Shareholders of outsourced electronics manufacturer Celestica (Celestica Stock Quote, Chart TSX, NYSE:CLS) may be worried about the stock’s plunge over the past half year, but portfolio manager David Cockfield says there’s nothing wrong with the company and that typical market jitters are to blame.
Once a dot-com darling, Celestica saw its business shrink in the early 2000s, with its share price plummeting in turn. But the company managed an admirable recovery in the early 2010s and has been showing consistent growth for years now, in turn rewarding investors who saw CLS more than double in value between 2012 and 2017.
But after reaching a high of $19.94 in the spring of 2017, CLS proceeded to slip even lower this past year, starting in July where it tumbled from a high of $16.50 to where it currently sits in the $12.00 range. Celestica hasn’t participated in the new year rally to any measurable extent, either, leaving investors rightfully cagey. Not to worry, says Cockfield.

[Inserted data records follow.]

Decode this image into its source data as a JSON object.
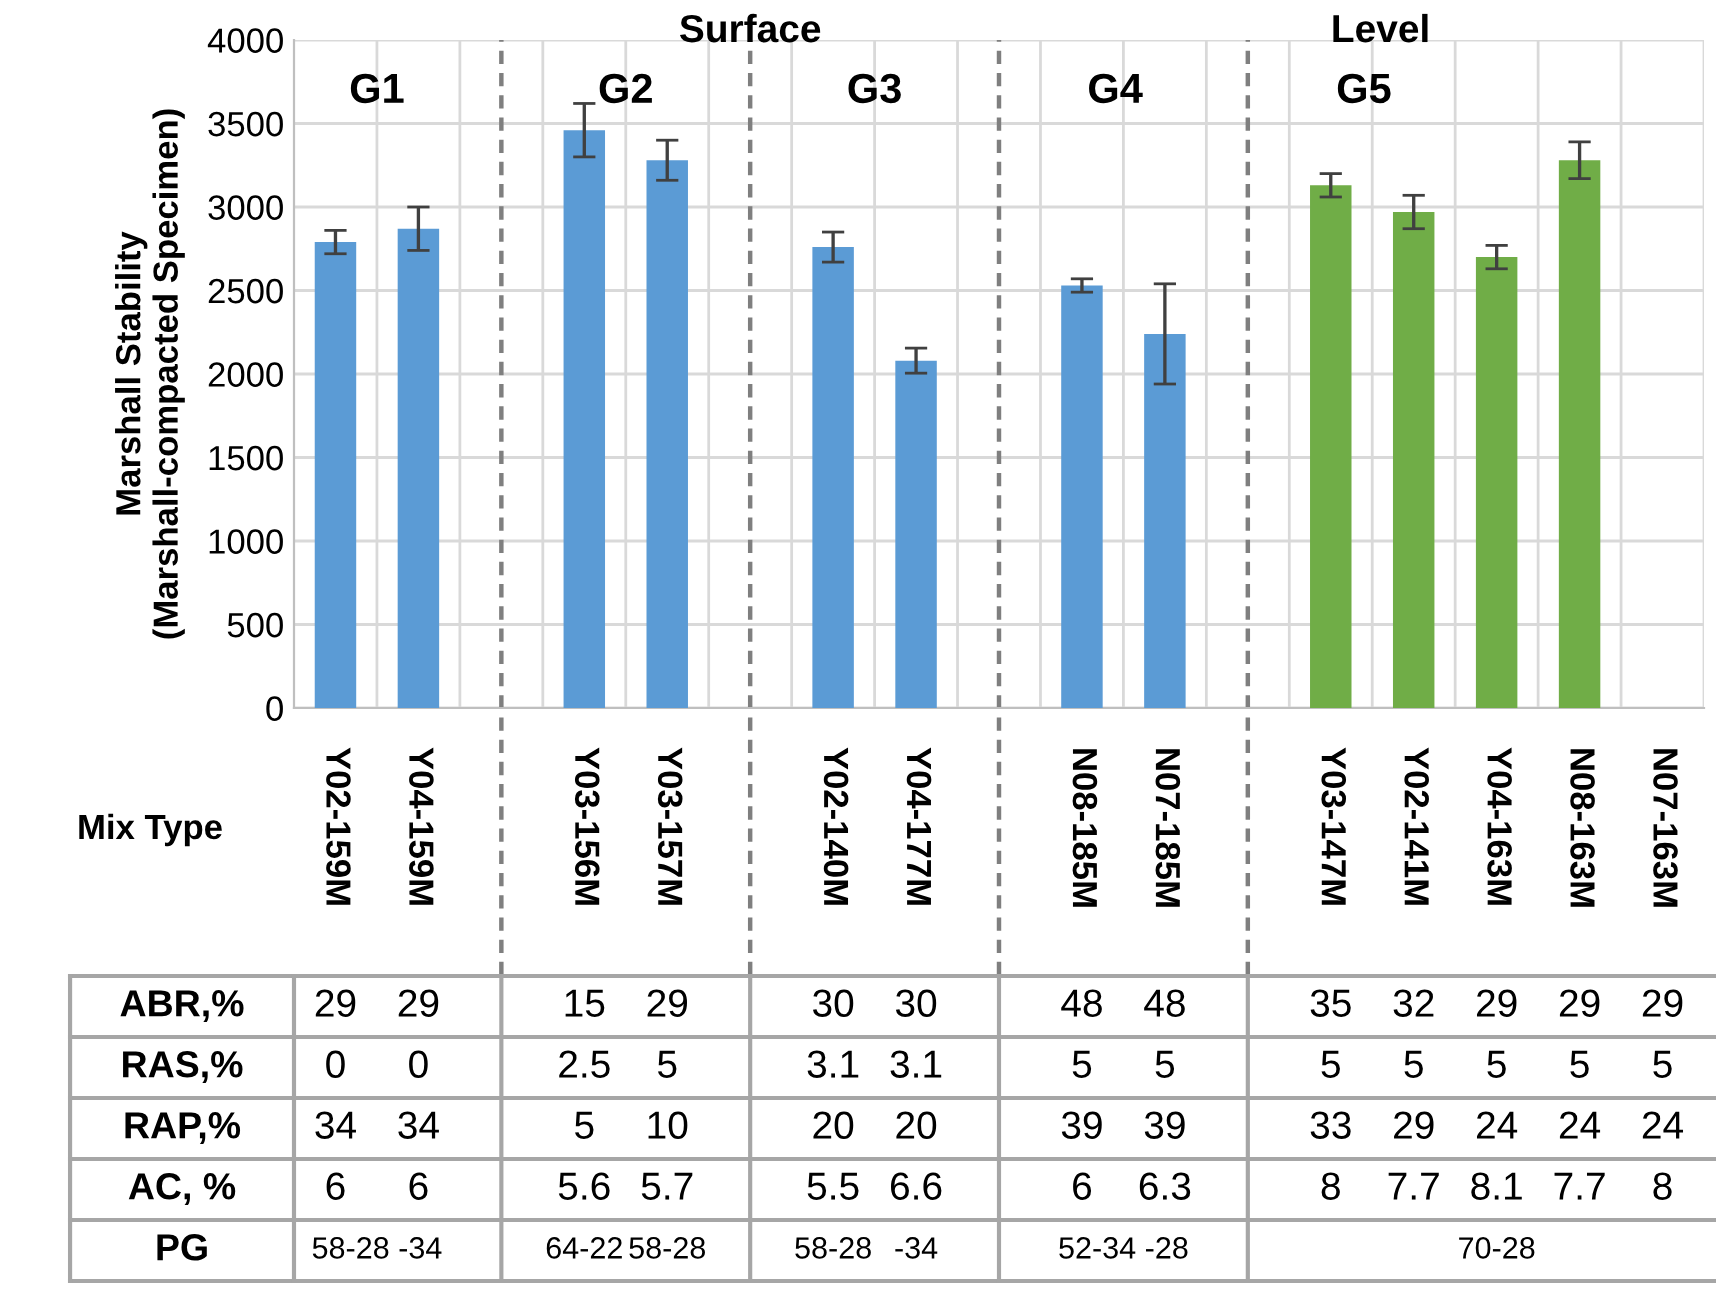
{
  "chart_data": {
    "type": "bar",
    "ylabel": "Marshall Stability\n(Marshall-compacted Specimen)",
    "categories": [
      "Y02-159M",
      "Y04-159M",
      null,
      "Y03-156M",
      "Y03-157M",
      null,
      "Y02-140M",
      "Y04-177M",
      null,
      "N08-185M",
      "N07-185M",
      null,
      "Y03-147M",
      "Y02-141M",
      "Y04-163M",
      "N08-163M",
      "N07-163M"
    ],
    "values": [
      2790,
      2870,
      null,
      3460,
      3280,
      null,
      2760,
      2080,
      null,
      2530,
      2240,
      null,
      3130,
      2970,
      2700,
      3280,
      null
    ],
    "errors": [
      70,
      130,
      null,
      160,
      120,
      null,
      90,
      75,
      null,
      40,
      300,
      null,
      70,
      100,
      70,
      110,
      null
    ],
    "colors": [
      "#5b9bd5",
      "#5b9bd5",
      null,
      "#5b9bd5",
      "#5b9bd5",
      null,
      "#5b9bd5",
      "#5b9bd5",
      null,
      "#5b9bd5",
      "#5b9bd5",
      null,
      "#70ad47",
      "#70ad47",
      "#70ad47",
      "#70ad47",
      "#70ad47"
    ],
    "ylim": [
      0,
      4000
    ],
    "yticks": [
      0,
      500,
      1000,
      1500,
      2000,
      2500,
      3000,
      3500,
      4000
    ],
    "grid": true,
    "annotations": [
      "Surface",
      "Level",
      "G1",
      "G2",
      "G3",
      "G4",
      "G5",
      "Mix Type",
      "ABR,%",
      "29",
      "29",
      "15",
      "29",
      "30",
      "30",
      "48",
      "48",
      "35",
      "32",
      "29",
      "29",
      "29",
      "RAS,%",
      "0",
      "0",
      "2.5",
      "5",
      "3.1",
      "3.1",
      "5",
      "5",
      "5",
      "5",
      "5",
      "5",
      "5",
      "RAP,%",
      "34",
      "34",
      "5",
      "10",
      "20",
      "20",
      "39",
      "39",
      "33",
      "29",
      "24",
      "24",
      "24",
      "AC, %",
      "6",
      "6",
      "5.6",
      "5.7",
      "5.5",
      "6.6",
      "6",
      "6.3",
      "8",
      "7.7",
      "8.1",
      "7.7",
      "8",
      "PG",
      "58-28 -34",
      "64-22",
      "58-28",
      "58-28",
      "-34",
      "52-34 -28",
      "70-28"
    ]
  }
}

“This is a company that got sold off quite aggressively for no particular reason at all,” says Cockfield, managing director and portfolio manager for Northland Wealth Management, to BNN Bloomberg. “It’s a growth stock, and what often happens in a correction like this is, if you’ve got a reasonable dividend it tends to form a reasonable base for a [stock]. But if you’re not paying a dividend — and I don’t think Celestica does — and it’s a growth stock and if you’ve become concerned in a correction that somehow we’re going to have a recession and there’ll be no growth, these stocks become more volatile, usually on the downside.”
Celestica last reported its earnings in October, where the company posted third quarter results in line with expectations and including adjusted earnings of $0.26 on revenue of $1.71 billion, a 12 per cent year-over-year top line increase. At the time, CEO Rob Mionis said the realignments undertaken by the company in terms of cost efficiencies and focusing on the business strengths were bearing fruit and that Celestica would be entering 2019 in a strong position.
“Celestica delivered solid revenue growth in both our Advanced Technology Solutions and Connectivity & Cloud Solutions segments in the third quarter, as well as continued sequential expansion of our consolidated margin,” Mionis said. “We were particularly pleased with the performance of our CCS business, which delivered steady margin improvements each quarter this year. As we finish 2018, we are excited with the progress we are making on our strategy launched three years ago to diversify our revenue mix and deliver better overall financial performance.”
The company made news in October with the acquisition of Silicon Valley-based Impakt Holdings for US$329 million, a deal which was closed in November.
“There’s absolutely nothing wrong with Celestica,” says Cockfield. “Their prospects are quite good. If you own it, I’d certainly hold onto it, and I think you can even add to it at this particular point in time because the multiple is quite reasonable.”